A Russian court has refused bail to freelance videographer Kieron Bryan and Greenpeace activist Phillip Ball during a hearing in Murmansk.
The court ruled that Bryan, from London, and Ball, from Oxfordshire, should remain in pre-trial detention until 24 November.
Greenpeace has called for their immediate release saying the "decision flies in the face of all reason".
The pair were among six Britons on board the Arctic Sunrise boat. Some 30 people have now been detained on piracy charges since the incident on September 18.
The Arctic Sunrise was seized by Russian coastguards following a protest over Arctic drilling outside a Gazprom-owned oil rig last month.
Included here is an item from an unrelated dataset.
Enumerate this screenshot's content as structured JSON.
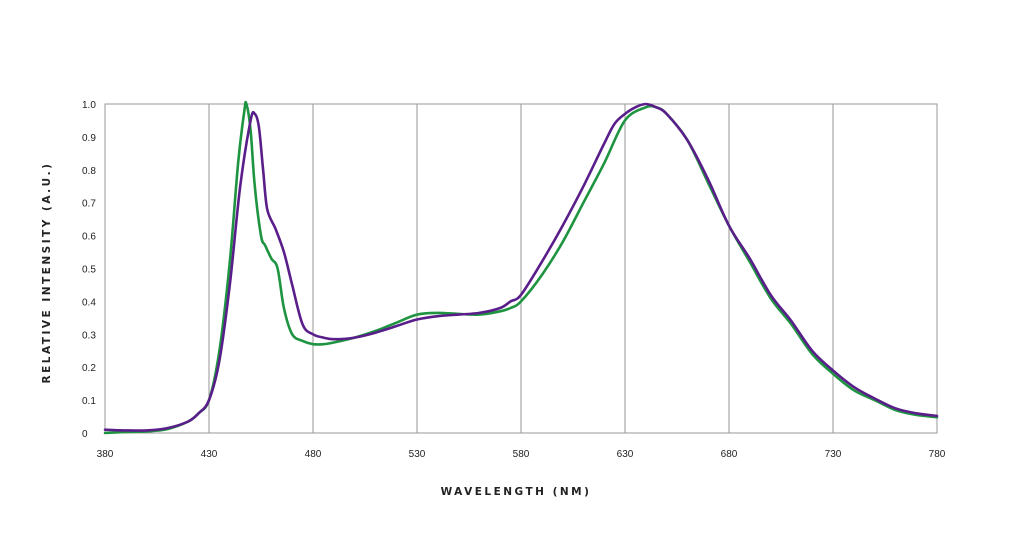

John Sauven, executive director of Greenpeace UK, said: "This decision flies in the face of all reason.
"We have offered the Russian courts significant sureties that would guarantee the return of all those accused if and when a trial took place."
The piracy charges the protesters face carry sentences of up to 15 years if they are found guilty, and Russia is considering bringing new charges against the activists.
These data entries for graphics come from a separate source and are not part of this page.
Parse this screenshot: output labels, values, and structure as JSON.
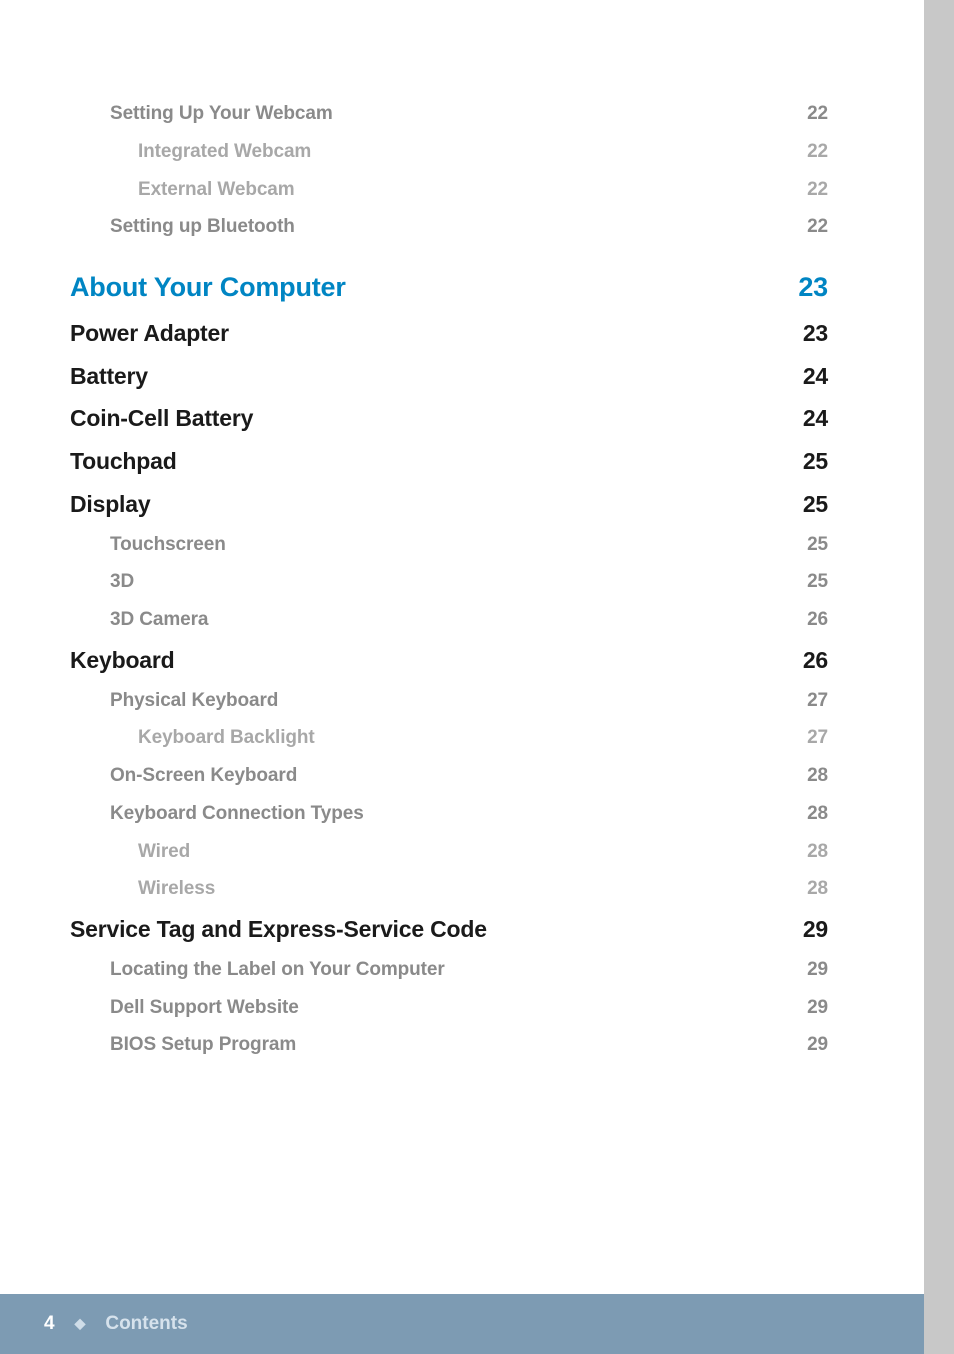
{
  "colors": {
    "page_bg": "#ffffff",
    "outer_bg": "#c8c8c8",
    "footer_bg": "#7d9bb3",
    "footer_text": "#ffffff",
    "footer_label": "#d6e2ec",
    "chapter": "#0085c3",
    "section": "#1a1a1a",
    "sub": "#8a8a8a",
    "subsub": "#a8a8a8"
  },
  "typography": {
    "chapter_pt": 27,
    "section_pt": 23,
    "sub_pt": 19,
    "subsub_pt": 19,
    "footer_pt": 19,
    "font_family": "Segoe UI / Helvetica Neue"
  },
  "toc": [
    {
      "level": "sub",
      "indent": 1,
      "title": "Setting Up Your Webcam",
      "page": "22"
    },
    {
      "level": "subsub",
      "indent": 2,
      "title": "Integrated Webcam",
      "page": "22"
    },
    {
      "level": "subsub",
      "indent": 2,
      "title": "External Webcam",
      "page": "22"
    },
    {
      "level": "sub",
      "indent": 1,
      "title": "Setting up Bluetooth",
      "page": "22"
    },
    {
      "level": "chapter",
      "indent": 0,
      "title": "About Your Computer",
      "page": "23"
    },
    {
      "level": "section",
      "indent": 0,
      "title": "Power Adapter",
      "page": "23"
    },
    {
      "level": "section",
      "indent": 0,
      "title": "Battery",
      "page": "24"
    },
    {
      "level": "section",
      "indent": 0,
      "title": "Coin-Cell Battery",
      "page": "24"
    },
    {
      "level": "section",
      "indent": 0,
      "title": "Touchpad",
      "page": "25"
    },
    {
      "level": "section",
      "indent": 0,
      "title": "Display",
      "page": "25"
    },
    {
      "level": "sub",
      "indent": 1,
      "title": "Touchscreen",
      "page": "25"
    },
    {
      "level": "sub",
      "indent": 1,
      "title": "3D",
      "page": "25"
    },
    {
      "level": "sub",
      "indent": 1,
      "title": "3D Camera",
      "page": "26"
    },
    {
      "level": "section",
      "indent": 0,
      "title": "Keyboard",
      "page": "26"
    },
    {
      "level": "sub",
      "indent": 1,
      "title": "Physical Keyboard",
      "page": "27"
    },
    {
      "level": "subsub",
      "indent": 2,
      "title": "Keyboard Backlight",
      "page": "27"
    },
    {
      "level": "sub",
      "indent": 1,
      "title": "On-Screen Keyboard",
      "page": "28"
    },
    {
      "level": "sub",
      "indent": 1,
      "title": "Keyboard Connection Types",
      "page": "28"
    },
    {
      "level": "subsub",
      "indent": 2,
      "title": "Wired",
      "page": "28"
    },
    {
      "level": "subsub",
      "indent": 2,
      "title": "Wireless",
      "page": "28"
    },
    {
      "level": "section",
      "indent": 0,
      "title": "Service Tag and Express-Service Code",
      "page": "29"
    },
    {
      "level": "sub",
      "indent": 1,
      "title": "Locating the Label on Your Computer",
      "page": "29"
    },
    {
      "level": "sub",
      "indent": 1,
      "title": "Dell Support Website",
      "page": "29"
    },
    {
      "level": "sub",
      "indent": 1,
      "title": "BIOS Setup Program",
      "page": "29"
    }
  ],
  "footer": {
    "page_number": "4",
    "label": "Contents"
  }
}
Authorities said "dual-use equipment" and drugs were found on the Greenpeace ship, and several demonstrators are expected to be charged with more "grave crimes".
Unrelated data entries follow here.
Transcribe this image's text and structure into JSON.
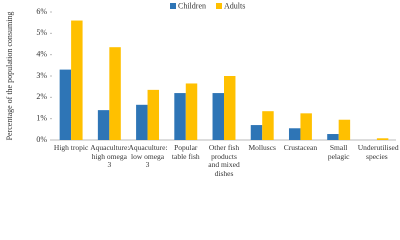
{
  "chart_data": {
    "type": "bar",
    "y_label": "Percentage of the population consuming",
    "categories": [
      "High tropic",
      "Aquaculture: high omega 3",
      "Aquaculture: low omega 3",
      "Popular table fish",
      "Other fish products and mixed dishes",
      "Molluscs",
      "Crustacean",
      "Small pelagic",
      "Underutilised species"
    ],
    "series": [
      {
        "name": "Children",
        "color": "#2e75b6",
        "values": [
          3.3,
          1.4,
          1.65,
          2.2,
          2.2,
          0.7,
          0.55,
          0.28,
          0.0
        ]
      },
      {
        "name": "Adults",
        "color": "#ffc000",
        "values": [
          5.6,
          4.35,
          2.35,
          2.65,
          3.0,
          1.35,
          1.25,
          0.95,
          0.08
        ]
      }
    ],
    "ylim": [
      0,
      6
    ],
    "yticks": [
      {
        "value": 0,
        "label": "0%"
      },
      {
        "value": 1,
        "label": "1%"
      },
      {
        "value": 2,
        "label": "2%"
      },
      {
        "value": 3,
        "label": "3%"
      },
      {
        "value": 4,
        "label": "4%"
      },
      {
        "value": 5,
        "label": "5%"
      },
      {
        "value": 6,
        "label": "6%"
      }
    ],
    "legend": "top"
  }
}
Russian investigators said they are trying to identify people whose inflated boats were said to be standing in the way of Russian coast guards, "threatening life and safety of an official".
Mr Sauven added: "The decision of the court to refuse bail looks increasingly like the Russian authorities are meting out unnecessarily harsh punishment even before any trial.
"In the case of Kieron Bryan, he is a professional journalist, travelling on the Greenpeace ship, witnessing a peaceful protest against oil drilling in the Arctic Ocean.
"He has committed no crime and should be released immediately."
Politicians and celebrities have already demanded the immediate release of the freelance videographer.
Actor Jude Law, Blur frontman Damon Albarn and fashion designer Vivienne Westwood have all joined the campaign to free the activists, who had been protesting at the offshore platform in the Pechora Sea.
Greenpeace denies any wrongdoing and described the charge as "absurd and outrageous".